Case Study on large organisation : China
The largest and longest lasting contribution to the agricultural system in China was irrigation. Sichuan’s Dujiangyan still supports 10 million people to this day.
The construction and unceasing maintenance of such irrigation projects (as well as the building and dredging of lengthy ship canals) required long-range planning, the massive mobilization of labor, and major capital investment. None of these requirements could be met without an effective central authority. There was clearly a synergistic relationship between China’s impressive large-scale water projects and the rise, perfection, and perpetuation of the country’s hierarchical bureaucracies.
- Large waste recycling coordination admired by the west. “at least 10% of all labor in Chinese traditional farming was devoted to managing fertilizers”
Even in the early 20th century China was getting large yields on farming largely due to minimal mechanization, human labour dominating.
Human and animal labour as the prime mover just could not sustain a reliable food supply. Why?
The environment tells you when you work
The shift from foraging to farming left a clear physical record in our bones. Examination of skeletal remains from nearly 2,000 individuals in Europe whose lives spanned 33,000 years, from the Upper Paleolithic to the twentieth century, revealed a decrease in the bending strength of leg bones as the population shifted to an increasingly sedentary lifestyle (Ruff et al. 2015).
Smil uses about 800kJ/h for a rate of work and 15GJ/t for cereal that could be stored. Farming wasn’t always really intensive work. But in a sense, it couldn’t really be or else no one would have scaled the mountain of work for it to become stable. What it did include was a life determined by the seasons.
The Intensification feedback logic
Whether theres a harvest depends on water, how big it is depends on fertilizer - Chinese peasant
More draft animals (1) fueled more fertilization (2) and in some places aided in irrigation systems (2).
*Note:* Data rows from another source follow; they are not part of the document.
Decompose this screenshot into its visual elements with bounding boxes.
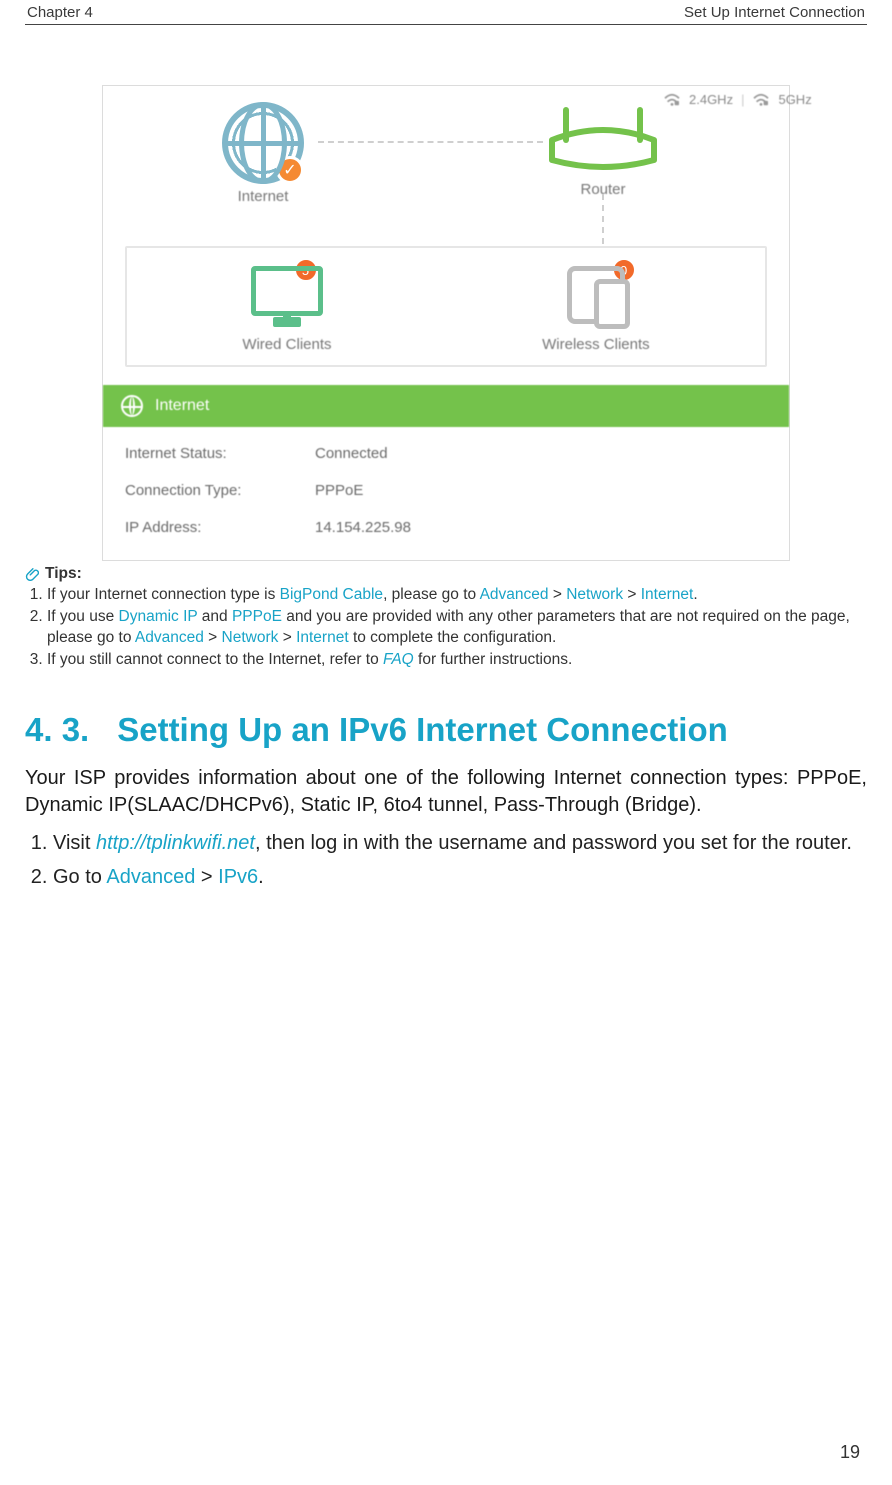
- network-map-figure: ✓ Internet Router: [102, 85, 790, 561]
- wifi-bands: 2.4GHz | 5GHz: [663, 92, 812, 107]
- link-text: Dynamic IP: [119, 608, 198, 625]
- devices-icon: [567, 266, 625, 324]
- text: >: [623, 586, 641, 603]
- page-number: 19: [840, 1442, 860, 1463]
- tips-heading: Tips:: [25, 565, 867, 583]
- topology-area: ✓ Internet Router: [103, 86, 789, 246]
- internet-node: ✓ Internet: [203, 102, 323, 205]
- tips-block: Tips: If your Internet connection type i…: [25, 565, 867, 671]
- wifi-icon: [663, 93, 681, 107]
- link-text: Network: [566, 586, 623, 603]
- text: for further instructions.: [414, 651, 573, 668]
- wired-clients: 5 Wired Clients: [242, 266, 331, 353]
- text: .: [258, 866, 264, 888]
- row-value: 14.154.225.98: [315, 519, 411, 536]
- section-number: 4. 3.: [25, 711, 89, 749]
- text: , please go to: [383, 586, 480, 603]
- router-node: Router: [538, 102, 668, 198]
- link-text: BigPond Cable: [280, 586, 383, 603]
- check-badge-icon: ✓: [276, 156, 304, 184]
- text: Visit: [53, 832, 96, 854]
- paperclip-icon: [25, 567, 39, 581]
- text: and: [197, 608, 231, 625]
- text: >: [278, 629, 296, 646]
- link-text: Advanced: [106, 866, 195, 888]
- list-item: If you use Dynamic IP and PPPoE and you …: [47, 607, 867, 649]
- text: If your Internet connection type is: [47, 586, 280, 603]
- row-value: Connected: [315, 445, 388, 462]
- text: >: [195, 866, 218, 888]
- steps-list: Visit http://tplinkwifi.net, then log in…: [25, 829, 867, 891]
- clients-box: 5 Wired Clients 0 Wireless Clients: [125, 246, 767, 367]
- connection-line-icon: [318, 141, 543, 143]
- link-text[interactable]: FAQ: [383, 651, 414, 668]
- internet-section-label: Internet: [155, 397, 209, 415]
- text: If you still cannot connect to the Inter…: [47, 651, 383, 668]
- text: to complete the configuration.: [349, 629, 557, 646]
- tips-list: If your Internet connection type is BigP…: [25, 585, 867, 671]
- wired-clients-label: Wired Clients: [242, 336, 331, 353]
- row-key: IP Address:: [125, 519, 315, 536]
- url-link[interactable]: http://tplinkwifi.net: [96, 832, 255, 854]
- row-value: PPPoE: [315, 482, 363, 499]
- globe-icon: ✓: [222, 102, 304, 184]
- globe-small-icon: [121, 395, 143, 417]
- monitor-icon: [251, 266, 323, 316]
- link-text: Internet: [641, 586, 694, 603]
- link-text: IPv6: [218, 866, 258, 888]
- text: , then log in with the username and pass…: [255, 832, 852, 854]
- link-text: Internet: [296, 629, 349, 646]
- row-key: Connection Type:: [125, 482, 315, 499]
- wifi-band-24: 2.4GHz: [689, 92, 733, 107]
- section-heading: 4. 3. Setting Up an IPv6 Internet Connec…: [25, 711, 867, 749]
- wireless-clients: 0 Wireless Clients: [542, 266, 650, 353]
- section-intro: Your ISP provides information about one …: [25, 765, 867, 819]
- link-text: Network: [222, 629, 279, 646]
- page-header: Chapter 4 Set Up Internet Connection: [25, 0, 867, 25]
- section-title: Setting Up an IPv6 Internet Connection: [117, 711, 728, 749]
- text: .: [693, 586, 697, 603]
- list-item: If you still cannot connect to the Inter…: [47, 650, 867, 671]
- header-title: Set Up Internet Connection: [684, 4, 865, 21]
- table-row: Connection Type: PPPoE: [103, 472, 789, 509]
- internet-details-table: Internet Status: Connected Connection Ty…: [103, 427, 789, 560]
- table-row: IP Address: 14.154.225.98: [103, 509, 789, 546]
- link-text: Advanced: [135, 629, 204, 646]
- wireless-clients-label: Wireless Clients: [542, 336, 650, 353]
- connection-line-icon: [602, 194, 604, 244]
- list-item: Visit http://tplinkwifi.net, then log in…: [53, 829, 867, 857]
- internet-label: Internet: [203, 188, 323, 205]
- link-text: PPPoE: [232, 608, 282, 625]
- text: If you use: [47, 608, 119, 625]
- list-item: Go to Advanced > IPv6.: [53, 863, 867, 891]
- tips-label: Tips:: [45, 565, 82, 583]
- wifi-band-5: 5GHz: [778, 92, 811, 107]
- internet-section-header: Internet: [103, 385, 789, 427]
- list-item: If your Internet connection type is BigP…: [47, 585, 867, 606]
- header-chapter: Chapter 4: [27, 4, 93, 21]
- wifi-icon: [752, 93, 770, 107]
- table-row: Internet Status: Connected: [103, 435, 789, 472]
- row-key: Internet Status:: [125, 445, 315, 462]
- link-text: Advanced: [480, 586, 549, 603]
- separator-icon: |: [741, 92, 744, 107]
- text: >: [549, 586, 567, 603]
- router-icon: [538, 102, 668, 172]
- text: >: [204, 629, 222, 646]
- text: Go to: [53, 866, 106, 888]
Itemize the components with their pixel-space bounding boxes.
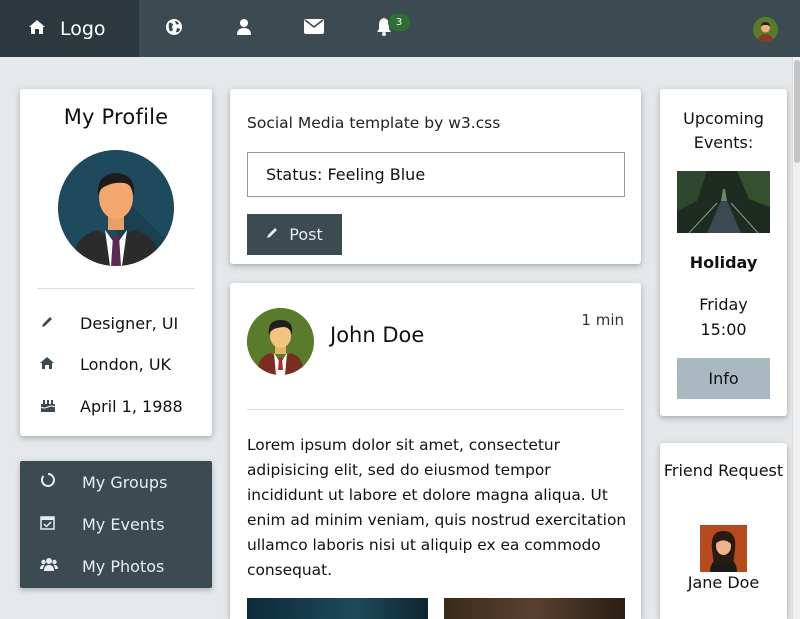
- profile-divider: [37, 288, 195, 289]
- post-divider: [247, 409, 624, 410]
- post-timestamp: 1 min: [581, 311, 624, 329]
- users-icon: [40, 557, 82, 575]
- user-icon: [236, 18, 252, 40]
- pencil-icon: [38, 315, 80, 333]
- friend-request-title: Friend Request: [663, 461, 784, 480]
- post-button-label: Post: [289, 225, 323, 244]
- post-author-avatar: [247, 308, 314, 375]
- friend-avatar: [700, 525, 747, 572]
- menu-item-my-groups[interactable]: My Groups: [20, 461, 212, 503]
- home-icon: [38, 356, 80, 373]
- top-navbar: Logo 3: [0, 0, 800, 57]
- pencil-icon: [266, 226, 279, 243]
- profile-birthday-row: April 1, 1988: [38, 397, 183, 416]
- messages-button[interactable]: [279, 0, 349, 57]
- menu-item-my-events[interactable]: My Events: [20, 503, 212, 545]
- notifications-button[interactable]: 3: [349, 0, 419, 57]
- logo-label: Logo: [60, 17, 106, 40]
- feed-post: John Doe 1 min Lorem ipsum dolor sit ame…: [230, 283, 641, 619]
- event-name: Holiday: [689, 253, 758, 272]
- profile-birthday: April 1, 1988: [80, 397, 183, 416]
- post-image[interactable]: [444, 598, 625, 619]
- event-info-button[interactable]: Info: [677, 358, 770, 399]
- upcoming-events-card: Upcoming Events: Holiday Friday 15:00 In…: [660, 89, 787, 416]
- profile-job: Designer, UI: [80, 314, 179, 333]
- side-menu: My Groups My Events My Photos: [20, 461, 212, 588]
- user-avatar-button[interactable]: [753, 17, 778, 42]
- profile-job-row: Designer, UI: [38, 314, 178, 333]
- menu-item-label: My Events: [82, 514, 165, 534]
- menu-item-label: My Groups: [82, 472, 168, 492]
- profile-location: London, UK: [80, 355, 172, 374]
- notification-count-badge: 3: [388, 14, 410, 31]
- events-title: Upcoming Events:: [683, 109, 764, 152]
- profile-location-row: London, UK: [38, 355, 171, 374]
- event-datetime: Friday 15:00: [660, 292, 787, 342]
- post-image[interactable]: [247, 598, 428, 619]
- friend-name: Jane Doe: [687, 573, 760, 592]
- home-icon: [28, 18, 46, 40]
- post-body-text: Lorem ipsum dolor sit amet, consectetur …: [247, 436, 627, 579]
- scrollbar-thumb[interactable]: [794, 60, 800, 163]
- calendar-check-icon: [40, 515, 82, 534]
- friend-request-card: Friend Request Jane Doe: [660, 443, 787, 619]
- birthday-cake-icon: [38, 397, 80, 416]
- status-input[interactable]: Status: Feeling Blue: [247, 152, 625, 197]
- profile-card: My Profile Designer, UI London, UK April…: [20, 89, 212, 436]
- event-image: [677, 171, 770, 233]
- post-author-name[interactable]: John Doe: [330, 323, 424, 347]
- envelope-icon: [304, 19, 324, 38]
- account-settings-button[interactable]: [209, 0, 279, 57]
- composer-title: Social Media template by w3.css: [247, 114, 501, 132]
- post-button[interactable]: Post: [247, 214, 342, 255]
- news-button[interactable]: [139, 0, 209, 57]
- page-scrollbar[interactable]: [792, 57, 800, 619]
- event-time: 15:00: [700, 320, 747, 339]
- menu-item-label: My Photos: [82, 556, 165, 576]
- circle-notch-icon: [40, 472, 82, 492]
- status-composer: Social Media template by w3.css Status: …: [230, 89, 641, 264]
- profile-title: My Profile: [63, 105, 169, 129]
- logo-link[interactable]: Logo: [0, 0, 139, 57]
- event-day: Friday: [699, 295, 748, 314]
- menu-item-my-photos[interactable]: My Photos: [20, 545, 212, 587]
- globe-icon: [165, 18, 183, 40]
- profile-avatar: [58, 150, 174, 266]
More powerful prime movers and water supply also increased the yields from multicropping and crop rotation (3). All these combined to be able to support not just more people, but more animals which starts the cycle again.
Chapter 4
Smil’s opening paints this picture of an inconsistent progress of humans
inconsistent food surpluses that they [societies] produced with the aid of a few simple tools and the exertion of their muscles and the draft of their animals sufficed to support the unevenly advancing complexity of urban societies.
- There are a number of achievements in this period though with regards to energy output: the pyramids, baroque churches, increased transportation infrastructure and metallurgy advances.
- This is a similar point made with farming of ‘Constancy and Change’.
- This period is about utilising animate movers in the most efficient way possible which involved 1) better organisation of the application of animate power (pulleys, levers etc.) and 2) Technological innovation (new energy conversion or increasing efficiencies of established processes). What’s the difference between these two?
- Figure 4.1 shows an example of the progression of a water wheel in the sense of increasing technical knowledge.
Chapter Summary according to Smil
- First appraise the kinds, capacities, and limits of all traditional prime movers (human and animal muscles, wind, water) as the combustion of phytomass fuels, mostly wood and charcoal made from it (or crops where regions deforested).
- Next, Look in some detail at the uses of prime movers and fuels in critical segments of traditional economies (food preparation, provision of heat and light, transportation, construction, and in color and ferrous metallurgy.
Animate Power and Simple Machines
What does a purely animate energy world look like, what are its limitations?
- Societies that derived any kinetic energy from animate power could not provide reliable food supply or material wealth consistently to its inhabitants (think, medieval Europe). Power applied is driven by metabolic requirements.